Here, alphabetical by author, are twenty choices for my all-time personal favorite novels (so far). To avoid the vexing question of Shakespeare and Chaucer and Dante, not to mention all the Greeks, I’ve excluded plays and poetry. (I'm bending Zane's rules here, there is no way I could begin to pare this list down to ten—and the only way I could rank them would be to run them all through my iPod shuffle.)
-- Emma, Jane Austen
-- Jane Eyre, Charlotte Bronte
-- Wuthering Heights, Emily Bronte
-- A Home at the End of the World, Michael Cunningham
-- Bleak House, Charles Dickens
-- Great Expectations, Charles Dickens
-- Light in August, William Faulkner
-- Love in the Time of Cholera, Gabriel Garcia Marquez
-- The Sunlight Dialogues, John Gardner
-- The Return of the Native, Thomas Hardy
-- The Known World, Edward P. Jones
-- The Rainbow, D. H. Lawrence
-- The Moon and Sixpence, W. Somerset Maugham
-- Pierre, Herman Melville*
-- Beloved, Toni Morrison
-- The Bell, Iris Murdoch
-- At Swim, Two Boys, Jamie O'Neill
-- Blindness, Jose Saramago
-- Mrs. Dalloway, Virginia Woolf
-- Germinal, Emile Zola
And I have to give honorable mention to Richard Adams’s Watership Down, which was my favorite book as a young reader and which is single-handedly responsible for my spending more money on books than on groceries each week. (If you have his address, please forward it to me so I can send him an invoice.)
I also wish I could find room for something by Margaret Atwood, James Baldwin, Willa Cather, John Fowles, or Doris Lessing. Although I've read and I like nearly everything they've written, no single work catapults itself onto this list.

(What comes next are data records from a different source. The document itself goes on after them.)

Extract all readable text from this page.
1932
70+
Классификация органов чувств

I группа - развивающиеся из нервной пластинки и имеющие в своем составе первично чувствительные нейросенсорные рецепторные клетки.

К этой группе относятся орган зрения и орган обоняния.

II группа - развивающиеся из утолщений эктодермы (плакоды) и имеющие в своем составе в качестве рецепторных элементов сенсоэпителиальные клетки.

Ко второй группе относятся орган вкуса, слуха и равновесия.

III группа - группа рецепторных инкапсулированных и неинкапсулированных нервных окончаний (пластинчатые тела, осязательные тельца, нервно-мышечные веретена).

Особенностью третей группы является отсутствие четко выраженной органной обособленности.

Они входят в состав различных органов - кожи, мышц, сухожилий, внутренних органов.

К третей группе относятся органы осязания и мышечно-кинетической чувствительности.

This very personal list, like anyone’s, could not be considered an “all-time greatest” list. For starters, my reading hasn’t been comprehensive enough (I haven’t yet read War and Peace or Middlemarch or anything by Dostoevsky or Dumas, and I haven’t finished In Search of Lost Time), nor is it global enough (there are only three works in translation included here), nor can I remember many of the books I read 25 years ago (such as works by Conrad and Fielding and Stevenson, all of which I remember enjoying--but were they really as good as my memory insists?).
Even so, nearly all of these authors are included in Zane’s complete listing of books chosen by the 125 writers (the exceptions are John Gardner, Jamie O’Neill, and—surprisingly—Jose Saramago).
* So, do I really think Pierre is better than Moby-Dick? Yes.